Autism Treatment: Fecal Transplant Cuts Symptoms By Nearly 50%

There is a new promising treatment for autism spectrum disorder. The microbes that live in the intestines have been found effective to significantly reduce the core symptoms of the condition, including language, social interaction and behavior issues. 

A new study published in the journal Scientific Reports shows that the procedure Microbiota Transfer Therapy (MTT), a type of fecal transplant, could give long-term beneficial effects to children diagnosed with ASD. The researchers from Arizona State University said the improvements in autism symptoms remained long after treatment.

"We are finding a very strong connection between the microbes that live in our intestines and signals that travel to the brain," Rosa Krajmalnik-Brown, a professor at the Biodesign Swette Center for Environmental Biotechnology at the Biodesign Institute and ASU's School for Sustainable Engineering and the Built Environment, said in a statement posted Tuesday. "Two years later, the children are doing even better, which is amazing."

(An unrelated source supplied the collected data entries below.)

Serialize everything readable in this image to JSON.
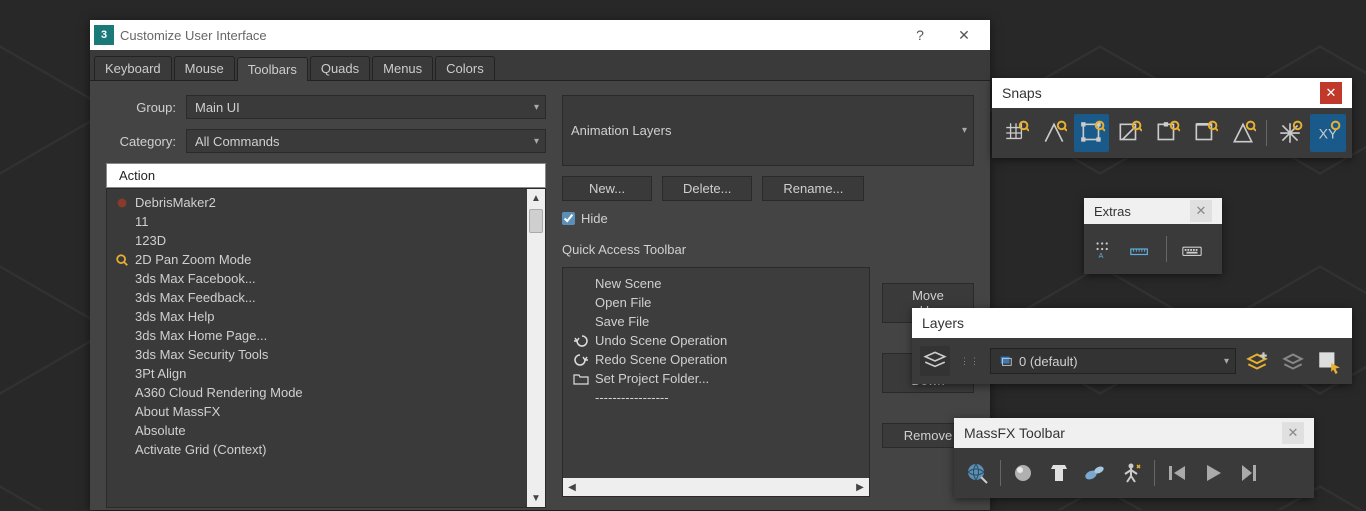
{
  "dialog": {
    "title": "Customize User Interface",
    "tabs": [
      "Keyboard",
      "Mouse",
      "Toolbars",
      "Quads",
      "Menus",
      "Colors"
    ],
    "active_tab": 2,
    "group_label": "Group:",
    "group_value": "Main UI",
    "category_label": "Category:",
    "category_value": "All Commands",
    "action_header": "Action",
    "actions": [
      "DebrisMaker2",
      "11",
      "123D",
      "2D Pan Zoom Mode",
      "3ds Max Facebook...",
      "3ds Max Feedback...",
      "3ds Max Help",
      "3ds Max Home Page...",
      "3ds Max Security Tools",
      "3Pt Align",
      "A360 Cloud Rendering Mode",
      "About MassFX",
      "Absolute",
      "Activate Grid (Context)"
    ],
    "toolbar_dropdown": "Animation Layers",
    "btn_new": "New...",
    "btn_delete": "Delete...",
    "btn_rename": "Rename...",
    "hide_label": "Hide",
    "qat_label": "Quick Access Toolbar",
    "qat_items": [
      "New Scene",
      "Open File",
      "Save File",
      "Undo Scene Operation",
      "Redo Scene Operation",
      "Set Project Folder...",
      "-----------------"
    ],
    "btn_moveup": "Move Up",
    "btn_movedown": "Move Down",
    "btn_remove": "Remove"
  },
  "snaps": {
    "title": "Snaps"
  },
  "extras": {
    "title": "Extras"
  },
  "layers": {
    "title": "Layers",
    "current": "0 (default)"
  },
  "massfx": {
    "title": "MassFX Toolbar"
  }
}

Gut microbes are known to help people digest food properly, train the immune system and prevent overgrowth of harmful bacteria. Some earlier studies suggested that they could also affect brain communication and neurological health. 

Krajmalnik-Brown said that there could be a link between gastrointestinal problems and autism-related symptoms. In their study, the patients who had their gastrointestinal problems treated also showed improved behavior. 

Two years after the fecal transplant, patients continued to show improvements in gut symptoms as well as steady reduction of ASD symptoms. The team said there was a 45 percent reduction in language, social interaction and behavior problems. 

The researchers suggested that transferring healthy microbiota to individuals who lack certain gut bacteria could help people with autism. They also noted it is possible to "donate" a more diverse set of bacteria into the patient to see more positive results both in gut health and ASD symptoms. 

In the U.S., about one in every 59 children are diagnosed with autism, according to the Centers for Disease Control and Prevention (CDC). Over the next decade, CDC expects to record nearly half a million people with autism to become adults, which the country is “unprepared" for.

No medical treatments are available to treat core symptoms of ASD.